An economic system that provides selective abundance
Brooks engages in some rhetorical sleight-of-hand when he says that “we should be thankful for [abundance] and work to share the means to create it with others around the world.” In other words, he’s not suggesting that we share big chunks of our own abundance with others. Rather, if you read the rest of his article, you’ll pick up an implicit defense of a market-based economic system that supposedly can provide others with abundance as well.
There’s a problem with that, of course. The economic system that has produced so much inequity over the past three decades isn’t exactly creating an abundance of opportunity these days. Steady jobs with good pay and benefits are in increasingly short supply. Around the world, the same corporate entities that took millions of those jobs out of the U.S. are now putting their manufacturing plants in countries where they can pay workers a fraction of what their American predecessors once earned.
Toward something better
If you’ve read this blog for any stretch of time, you know that I’m not going to call for a socialist utopia to replace the big, bad capitalist system. I’m way past the point of pitching any rigid economic ideology as the answer to our wealth gap. But I’ll happily repeat my belief that a robust private sector must be complemented by strong public and non-profit sectors, as well as an ethic of giving that asks more of the most fortunate. On balance we need a healthier mix of economic opportunities, regulatory safeguards for the public good, and a social safety net.

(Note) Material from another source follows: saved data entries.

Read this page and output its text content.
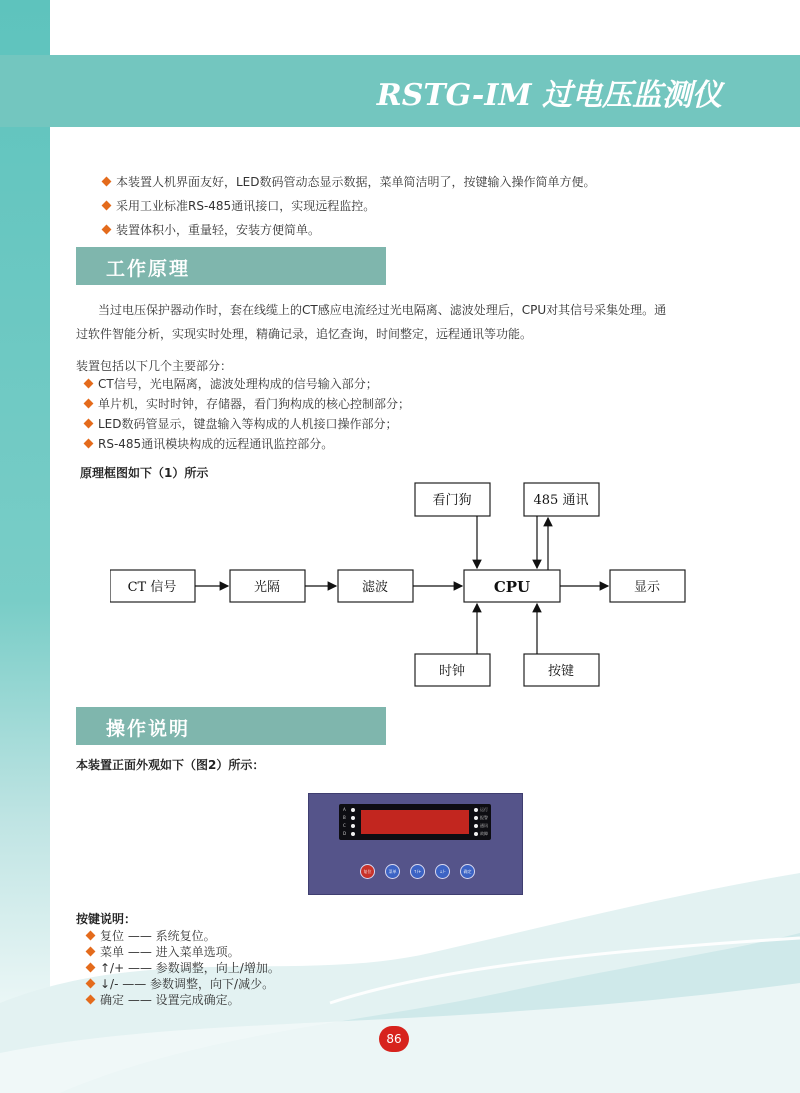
RSTG-IM 过电压监测仪
本装置人机界面友好，LED数码管动态显示数据，菜单简洁明了，按键输入操作简单方便。
采用工业标准RS-485通讯接口，实现远程监控。
装置体积小，重量轻，安装方便简单。
工作原理
当过电压保护器动作时，套在线缆上的CT感应电流经过光电隔离、滤波处理后，CPU对其信号采集处理。通
过软件智能分析，实现实时处理，精确记录，追忆查询，时间整定，远程通讯等功能。
装置包括以下几个主要部分：
CT信号，光电隔离，滤波处理构成的信号输入部分；
单片机，实时时钟，存储器，看门狗构成的核心控制部分；
LED数码管显示，键盘输入等构成的人机接口操作部分；
RS-485通讯模块构成的远程通讯监控部分。
原理框图如下（1）所示
CT 信号	光隔	滤波	CPU	显示
看门狗	485 通讯
时钟	按键
操作说明
本装置正面外观如下（图2）所示：
A
B
C
D
运行
报警
通讯
故障
复位	菜单	↑/+	↓/-	确定
按键说明：
复位 —— 系统复位。
菜单 —— 进入菜单选项。
↑/+ —— 参数调整，向上/增加。
↓/- —— 参数调整，向下/减少。
确定 —— 设置完成确定。
86
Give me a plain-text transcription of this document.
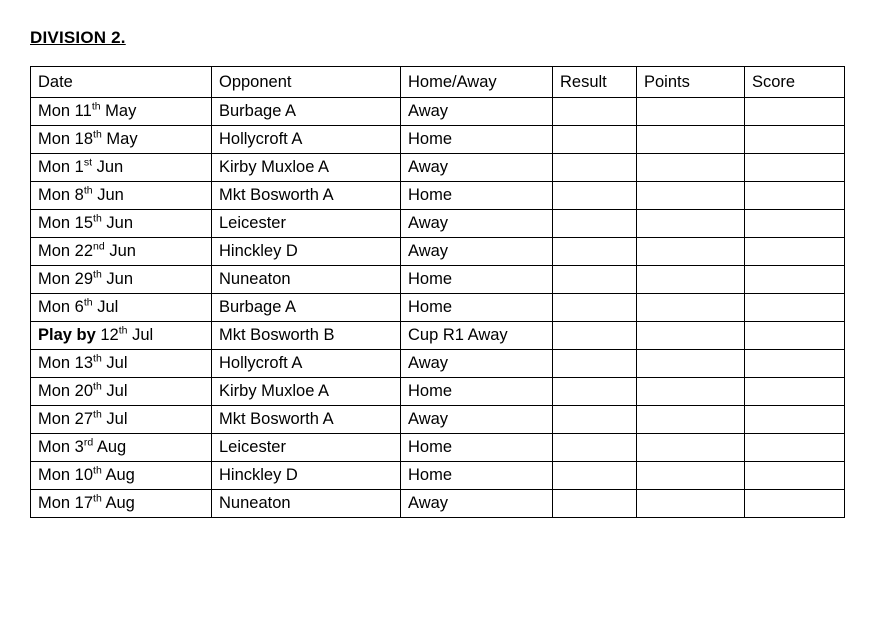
DIVISION 2.
Date	Opponent	Home/Away	Result	Points	Score
Mon 11th May	Burbage A	Away			
Mon 18th May	Hollycroft A	Home			
Mon 1st Jun	Kirby Muxloe A	Away			
Mon 8th Jun	Mkt Bosworth A	Home			
Mon 15th Jun	Leicester	Away			
Mon 22nd Jun	Hinckley D	Away			
Mon 29th Jun	Nuneaton	Home			
Mon 6th Jul	Burbage A	Home			
Play by 12th Jul	Mkt Bosworth B	Cup R1 Away			
Mon 13th Jul	Hollycroft A	Away			
Mon 20th Jul	Kirby Muxloe A	Home			
Mon 27th Jul	Mkt Bosworth A	Away			
Mon 3rd Aug	Leicester	Home			
Mon 10th Aug	Hinckley D	Home			
Mon 17th Aug	Nuneaton	Away			
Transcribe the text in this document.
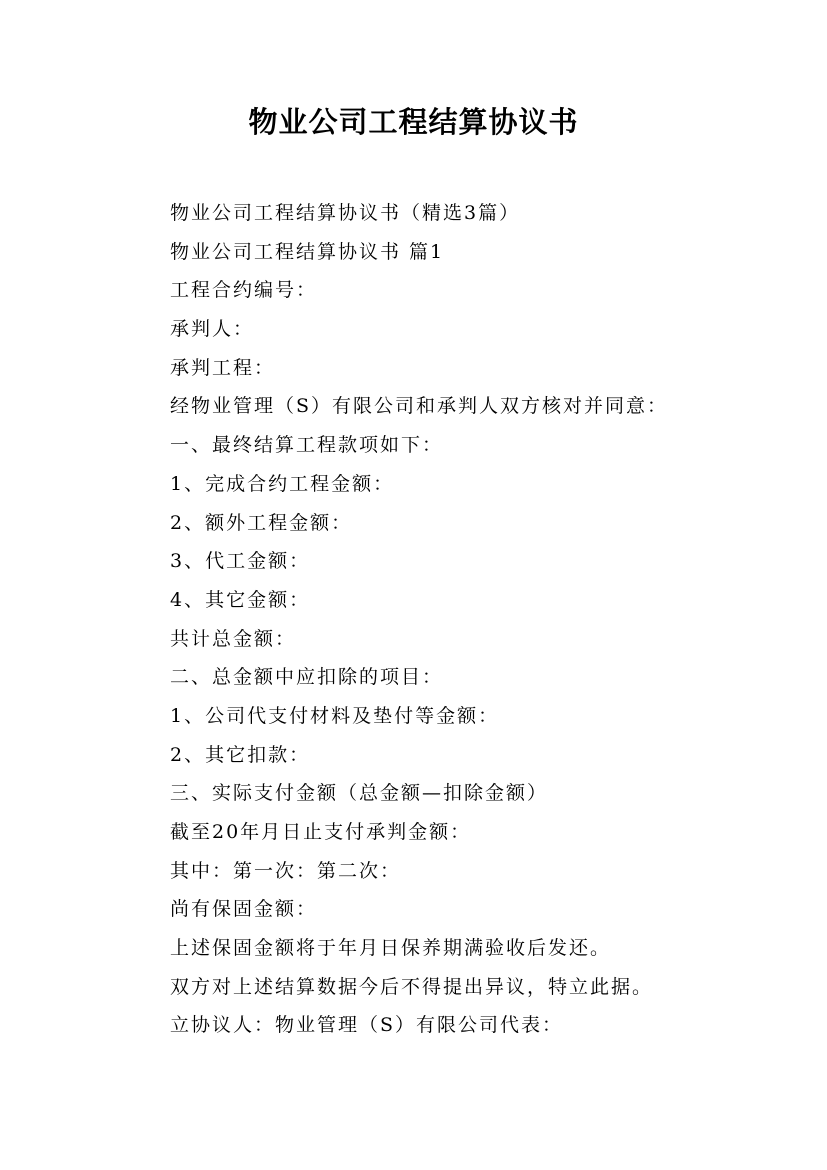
物业公司工程结算协议书
物业公司工程结算协议书（精选3篇）
物业公司工程结算协议书 篇1
工程合约编号：
承判人：
承判工程：
经物业管理（S）有限公司和承判人双方核对并同意：
一、最终结算工程款项如下：
1、完成合约工程金额：
2、额外工程金额：
3、代工金额：
4、其它金额：
共计总金额：
二、总金额中应扣除的项目：
1、公司代支付材料及垫付等金额：
2、其它扣款：
三、实际支付金额（总金额—扣除金额）
截至20年月日止支付承判金额：
其中：第一次：第二次：
尚有保固金额：
上述保固金额将于年月日保养期满验收后发还。
双方对上述结算数据今后不得提出异议，特立此据。
立协议人：物业管理（S）有限公司代表：
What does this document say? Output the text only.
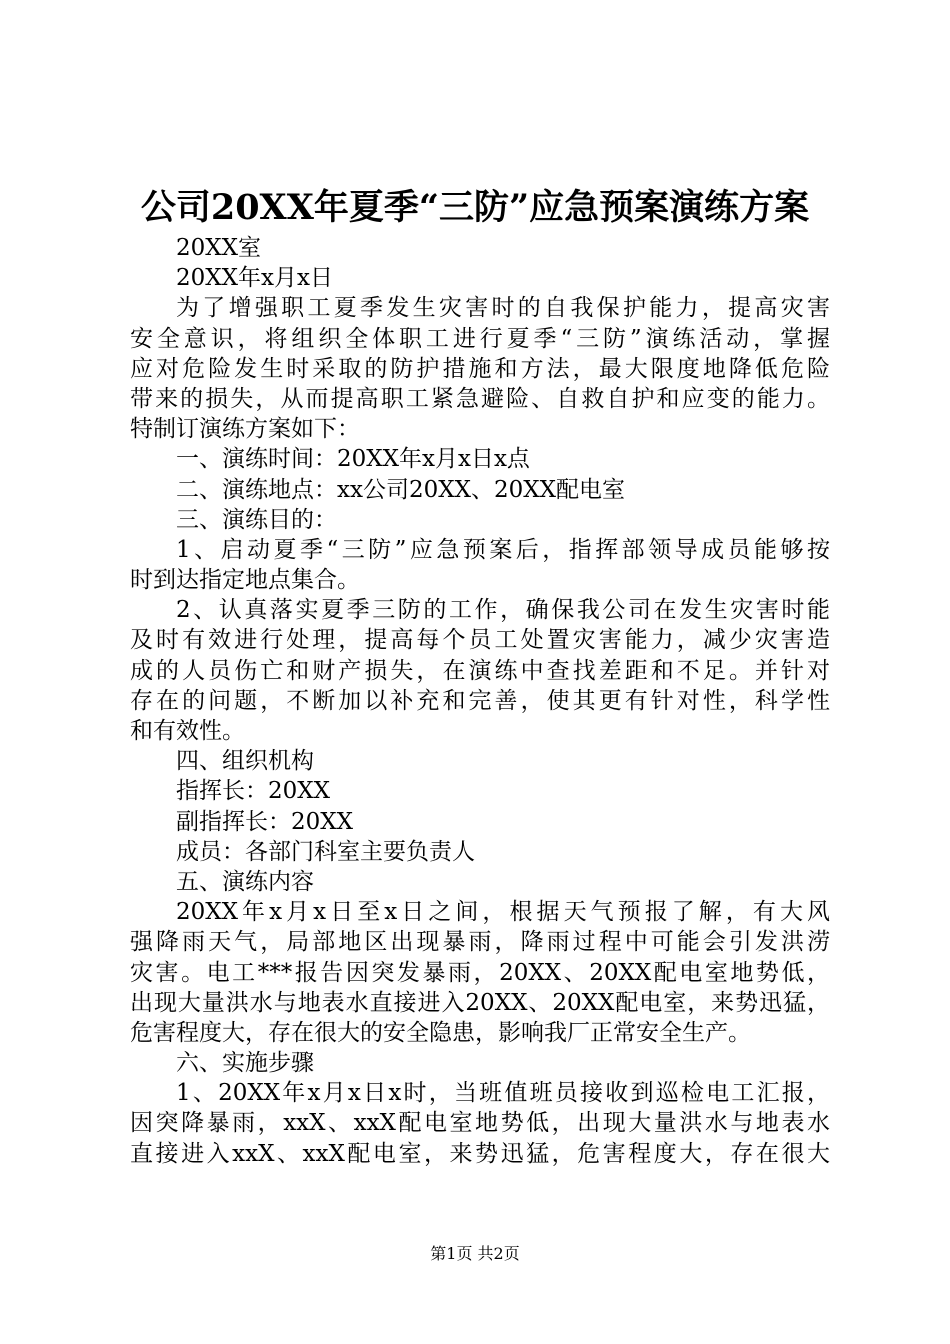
公司20XX年夏季“三防”应急预案演练方案
20XX室
20XX年x月x日
为了增强职工夏季发生灾害时的自我保护能力，提高灾害
安全意识，将组织全体职工进行夏季“三防”演练活动，掌握
应对危险发生时采取的防护措施和方法，最大限度地降低危险
带来的损失，从而提高职工紧急避险、自救自护和应变的能力。
特制订演练方案如下：
一、演练时间：20XX年x月x日x点
二、演练地点：xx公司20XX、20XX配电室
三、演练目的：
1、启动夏季“三防”应急预案后，指挥部领导成员能够按
时到达指定地点集合。
2、认真落实夏季三防的工作，确保我公司在发生灾害时能
及时有效进行处理，提高每个员工处置灾害能力，减少灾害造
成的人员伤亡和财产损失，在演练中查找差距和不足。并针对
存在的问题，不断加以补充和完善，使其更有针对性，科学性
和有效性。
四、组织机构
指挥长：20XX
副指挥长：20XX
成员：各部门科室主要负责人
五、演练内容
20XX年x月x日至x日之间，根据天气预报了解，有大风
强降雨天气，局部地区出现暴雨，降雨过程中可能会引发洪涝
灾害。电工***报告因突发暴雨，20XX、20XX配电室地势低，
出现大量洪水与地表水直接进入20XX、20XX配电室，来势迅猛，
危害程度大，存在很大的安全隐患，影响我厂正常安全生产。
六、实施步骤
1、20XX年x月x日x时，当班值班员接收到巡检电工汇报，
因突降暴雨，xxX、xxX配电室地势低，出现大量洪水与地表水
直接进入xxX、xxX配电室，来势迅猛，危害程度大，存在很大
第1页 共2页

In his New York Times piece, Brooks writes that his inspiration for rethinking abundance was a travel encounter in India with “a penniless Hindu swami,” a “son of Indian petroleum engineers” in America who had traded in his MBA and the fast track for a more contemplative, austere life. That certainly provides grist for a curious narrative (well-paid think tank executive takes life lesson from ex-pat living in self-imposed poverty), but the deeper truth is that austerity and detachment from material goods are much easier to opt for voluntarily than finding yourself with no other choice.